Kindness | Respect | Forgiveness | Perseverance | Love

Principles

Project Based Learning
Learning is exciting, creative, innovative, cross-curricular, academic, vocational.
Creative Learning Spaces
Learning spaces are flexible, innovative and designed to encourage independent, curious learning.
Teachers as Learners
Teachers are open, observant, and reflective practitioners.
Flexibility & Length of Lessons
Lessons are responsive to individual needs, interests and experiences of the children.
Pupils as Teachers
Children shape their own education.
Creative Use of Technology
New opportunities and outcomes are generated by creative use of technology and devices.
Assessment into Learning
Outcomes are raised for all children through effective assessment.
Families and Communities
Everyone benefits from enhanced relationship and opportunities with the local and wider community.

Working and Living in Bath and Somerset

The Bath & Wells Multi Academy Trust works within the parameters of the Diocese of Bath & Wells, which is nearly coterminous with the traditional county of Somerset. It is a diverse region with:

  • An extensive coastline along the Bristol Channel, often referred to as Somerset Coast
  • Three Areas of Outstanding Natural Beauty – the Blackdown, Quantock and Mendip Hills
  • A large part of the Exmoor National Park
  • The wetlands of the Somerset Levels

Apart from the M5 from Bristol to Taunton, the county has no significant dual carriageways. The main A roads are radial routes from Bristol (A37, A38), and E-W crossings (A30, A303 in the south and A39, A361 across the centre). The main rail links are the London Paddington main line to the West Country through Taunton, and routes to London from Bath or Castle Cary. There is a significant but slower line that runs to London through the south of the diocese. Bristol Airport lies in the north of the diocese.

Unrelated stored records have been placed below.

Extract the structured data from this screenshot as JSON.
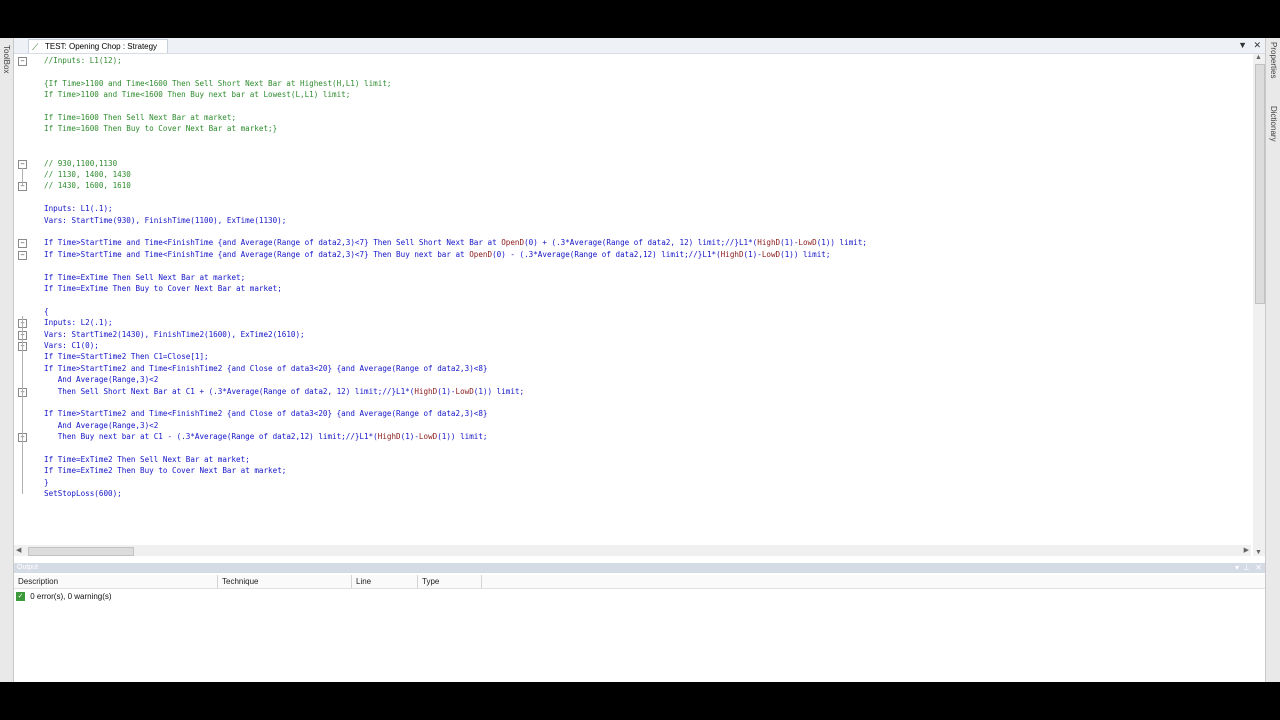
{
  "left_strip": {
    "toolbox_label": "ToolBox"
  },
  "right_strip": {
    "properties_label": "Properties",
    "dictionary_label": "Dictionary"
  },
  "document_tab": {
    "title": "TEST: Opening Chop : Strategy",
    "icon": "strategy-icon"
  },
  "tab_controls": {
    "dropdown": "▼",
    "close": "✕"
  },
  "code_lines": [
    "//Inputs: L1(12);",
    "",
    "{If Time>1100 and Time<1600 Then Sell Short Next Bar at Highest(H,L1) limit;",
    "If Time>1100 and Time<1600 Then Buy next bar at Lowest(L,L1) limit;",
    "",
    "If Time=1600 Then Sell Next Bar at market;",
    "If Time=1600 Then Buy to Cover Next Bar at market;}",
    "",
    "",
    "// 930,1100,1130",
    "// 1130, 1400, 1430",
    "// 1430, 1600, 1610",
    "",
    "Inputs: L1(.1);",
    "Vars: StartTime(930), FinishTime(1100), ExTime(1130);",
    "",
    "If Time>StartTime and Time<FinishTime {and Average(Range of data2,3)<7} Then Sell Short Next Bar at OpenD(0) + (.3*Average(Range of data2, 12) limit;//}L1*(HighD(1)-LowD(1)) limit;",
    "If Time>StartTime and Time<FinishTime {and Average(Range of data2,3)<7} Then Buy next bar at OpenD(0) - (.3*Average(Range of data2,12) limit;//}L1*(HighD(1)-LowD(1)) limit;",
    "",
    "If Time=ExTime Then Sell Next Bar at market;",
    "If Time=ExTime Then Buy to Cover Next Bar at market;",
    "",
    "{",
    "Inputs: L2(.1);",
    "Vars: StartTime2(1430), FinishTime2(1600), ExTime2(1610);",
    "Vars: C1(0);",
    "If Time=StartTime2 Then C1=Close[1];",
    "If Time>StartTime2 and Time<FinishTime2 {and Close of data3<20} {and Average(Range of data2,3)<8}",
    "   And Average(Range,3)<2",
    "   Then Sell Short Next Bar at C1 + (.3*Average(Range of data2, 12) limit;//}L1*(HighD(1)-LowD(1)) limit;",
    "",
    "If Time>StartTime2 and Time<FinishTime2 {and Close of data3<20} {and Average(Range of data2,3)<8}",
    "   And Average(Range,3)<2",
    "   Then Buy next bar at C1 - (.3*Average(Range of data2,12) limit;//}L1*(HighD(1)-LowD(1)) limit;",
    "",
    "If Time=ExTime2 Then Sell Next Bar at market;",
    "If Time=ExTime2 Then Buy to Cover Next Bar at market;",
    "}",
    "SetStopLoss(600);"
  ],
  "output": {
    "title": "Output",
    "columns": [
      "Description",
      "Technique",
      "Line",
      "Type"
    ],
    "message": "0 error(s), 0 warning(s)",
    "status_icon": "check-icon"
  },
  "colors": {
    "comment": "#2e8b2e",
    "keyword": "#1414c8",
    "function": "#8b1a1a"
  }
}
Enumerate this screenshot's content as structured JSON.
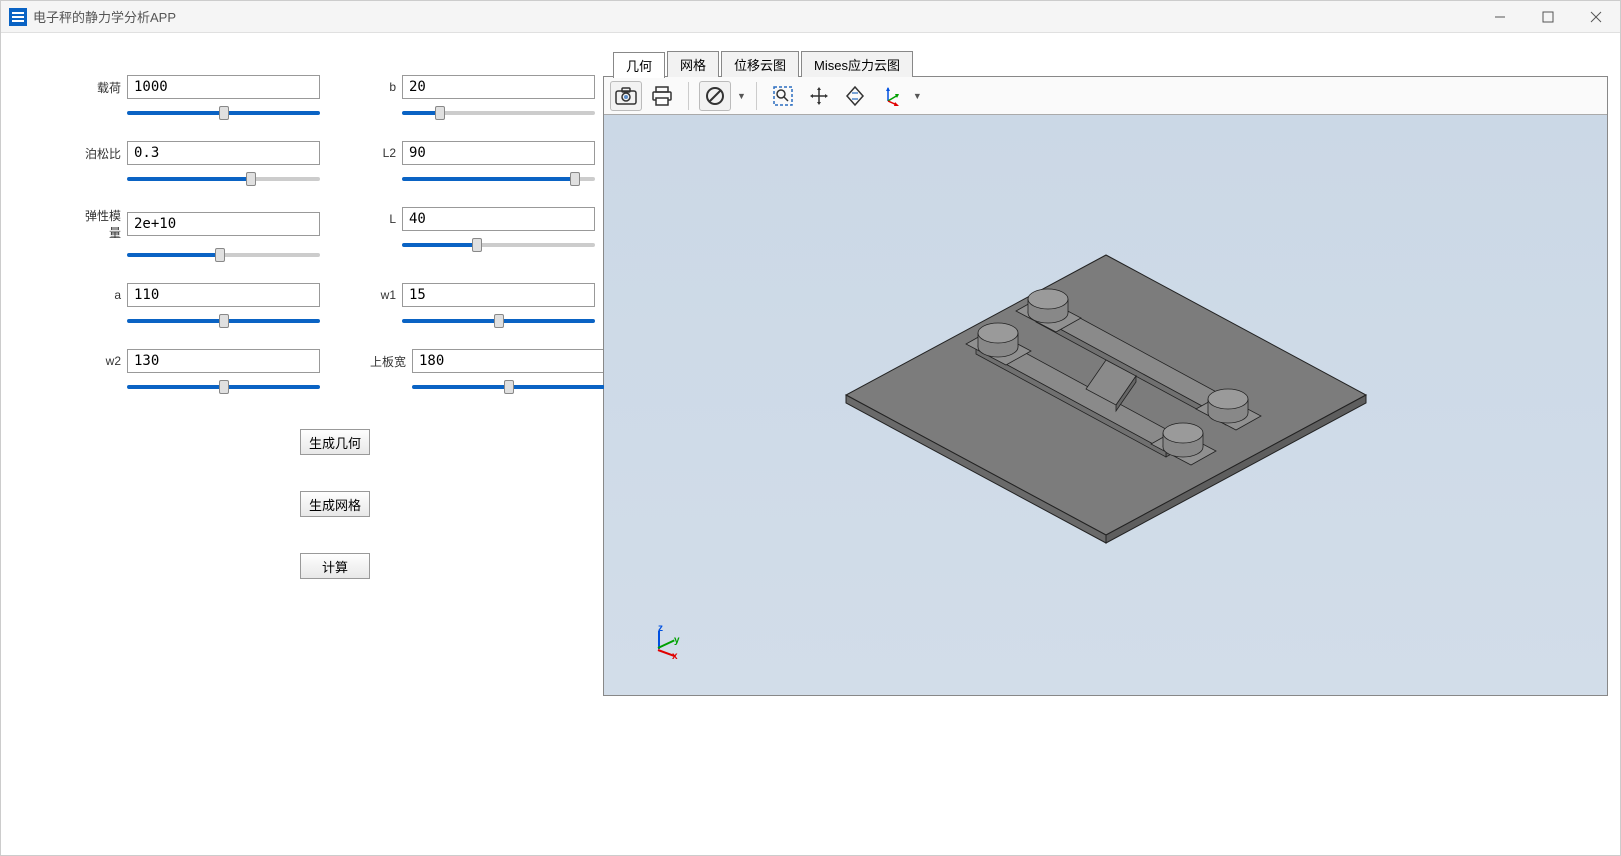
{
  "window": {
    "title": "电子秤的静力学分析APP"
  },
  "params": {
    "col1": [
      {
        "label": "载荷",
        "value": "1000",
        "fill": 100
      },
      {
        "label": "泊松比",
        "value": "0.3",
        "fill": 65
      },
      {
        "label": "弹性模量",
        "value": "2e+10",
        "fill": 48
      },
      {
        "label": "a",
        "value": "110",
        "fill": 100
      },
      {
        "label": "w2",
        "value": "130",
        "fill": 100
      }
    ],
    "col2": [
      {
        "label": "b",
        "value": "20",
        "fill": 18
      },
      {
        "label": "L2",
        "value": "90",
        "fill": 92
      },
      {
        "label": "L",
        "value": "40",
        "fill": 38
      },
      {
        "label": "w1",
        "value": "15",
        "fill": 100
      },
      {
        "label": "上板宽",
        "value": "180",
        "fill": 100,
        "wide": true
      }
    ]
  },
  "actions": {
    "gen_geom": "生成几何",
    "gen_mesh": "生成网格",
    "compute": "计算"
  },
  "tabs": {
    "geom": "几何",
    "mesh": "网格",
    "disp": "位移云图",
    "mises": "Mises应力云图",
    "active": "geom"
  },
  "toolbar": {
    "screenshot": "camera-icon",
    "print": "print-icon",
    "no_entry": "forbid-icon",
    "zoom_box": "zoom-box-icon",
    "pan": "pan-icon",
    "home_view": "rotate-icon",
    "axes": "axes-icon"
  },
  "axis_labels": {
    "x": "x",
    "y": "y",
    "z": "z"
  }
}
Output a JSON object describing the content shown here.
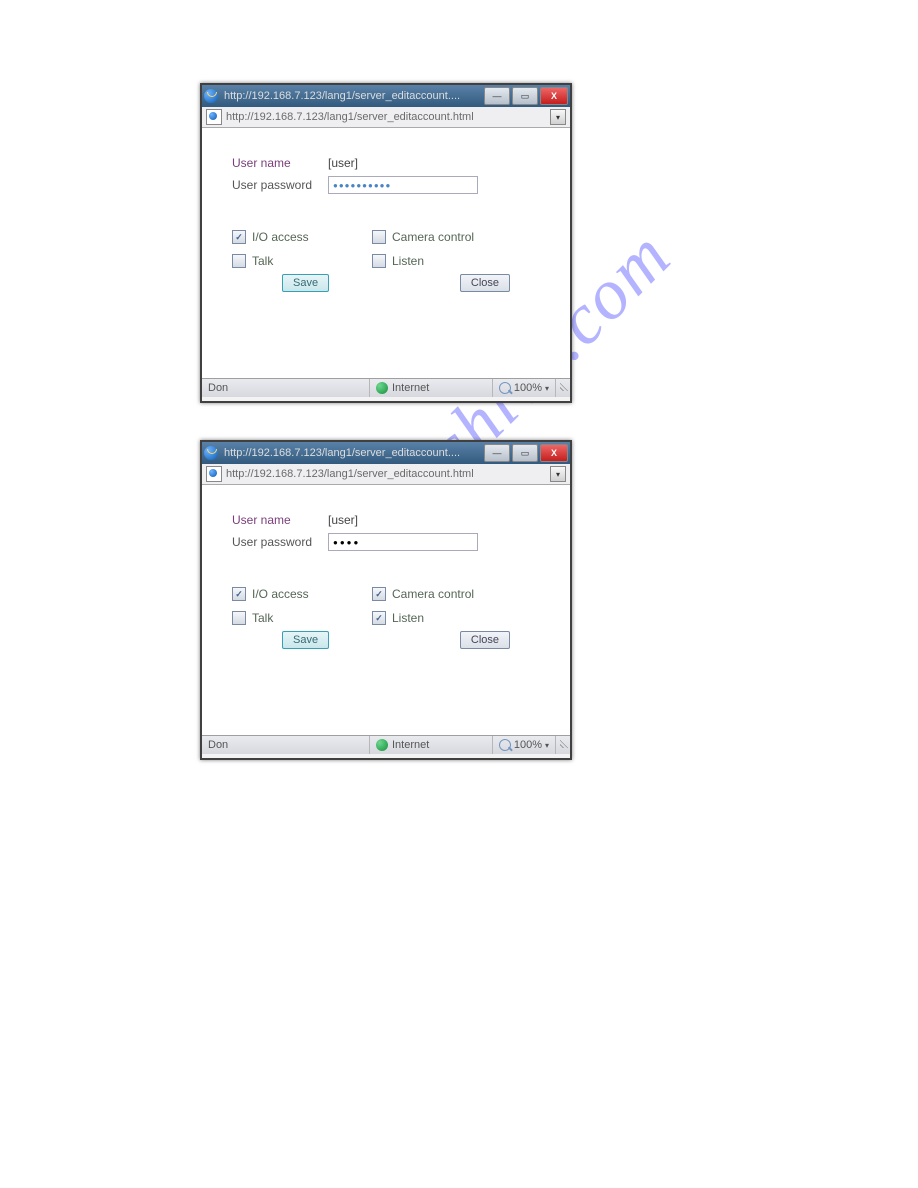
{
  "watermark": "manualshive.com",
  "windows": [
    {
      "title": "http://192.168.7.123/lang1/server_editaccount....",
      "address": "http://192.168.7.123/lang1/server_editaccount.html",
      "form": {
        "username_label": "User name",
        "username_value": "[user]",
        "password_label": "User password",
        "password_masked": "●●●●●●●●●●",
        "checkboxes": {
          "io_label": "I/O access",
          "io_checked": true,
          "camera_label": "Camera control",
          "camera_checked": false,
          "talk_label": "Talk",
          "talk_checked": false,
          "listen_label": "Listen",
          "listen_checked": false
        },
        "save_label": "Save",
        "close_label": "Close"
      },
      "status": {
        "left": "Don",
        "zone": "Internet",
        "zoom": "100%"
      }
    },
    {
      "title": "http://192.168.7.123/lang1/server_editaccount....",
      "address": "http://192.168.7.123/lang1/server_editaccount.html",
      "form": {
        "username_label": "User name",
        "username_value": "[user]",
        "password_label": "User password",
        "password_masked": "●●●●",
        "checkboxes": {
          "io_label": "I/O access",
          "io_checked": true,
          "camera_label": "Camera control",
          "camera_checked": true,
          "talk_label": "Talk",
          "talk_checked": false,
          "listen_label": "Listen",
          "listen_checked": true
        },
        "save_label": "Save",
        "close_label": "Close"
      },
      "status": {
        "left": "Don",
        "zone": "Internet",
        "zoom": "100%"
      }
    }
  ]
}
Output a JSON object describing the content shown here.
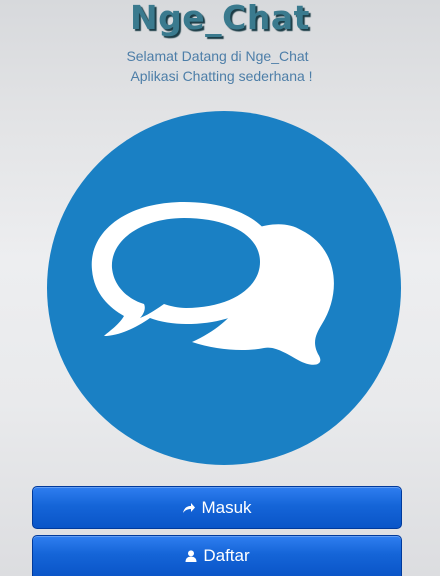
{
  "header": {
    "title": "Nge_Chat",
    "welcome_line1": "Selamat Datang di Nge_Chat",
    "welcome_line2": "Aplikasi Chatting sederhana !"
  },
  "logo": {
    "icon": "chat-bubbles-icon",
    "circle_color": "#1a80c4",
    "bubble_color": "#ffffff"
  },
  "actions": {
    "masuk": {
      "label": "Masuk",
      "icon": "share-arrow-icon"
    },
    "daftar": {
      "label": "Daftar",
      "icon": "user-icon"
    }
  },
  "colors": {
    "title": "#3a7a8e",
    "subtitle": "#4d7ea8",
    "button": "#1565d8"
  }
}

Bath has a distinct identity from much of the rest of the diocese, and the proximity of Bristol exerts a powerful influence on commuting and employment patterns.

The population of just over 909,000 has grown by 6.7% since 2001, faster than the national average, and is projected to grow to about 1 million by 2021. This is almost entirely through internal migration from other parts of the UK, and nearly all the increase in population in the last 10 years is accounted higher proportion of adults over 40 than the national average, and 20% fewer in their 20s-40s.

The main centres of population fall into three main clusters:

  • In the north around Bath and the Bristol commuter belt - Keynsham, Portishead, Nailsea, Clevedon
  • The A38/M5 corridor in the west - Weston-Super-Mare, Bridgwater, Taunton and Wellington (now mostly concurrent with the M5)
  • Along the A30 and A303 in the south of the diocese - Yeovil, Chard, Crewkerne and Ilminster.

Other significant towns are Frome in the east; and Wells, Glastonbury and Street in central Somerset.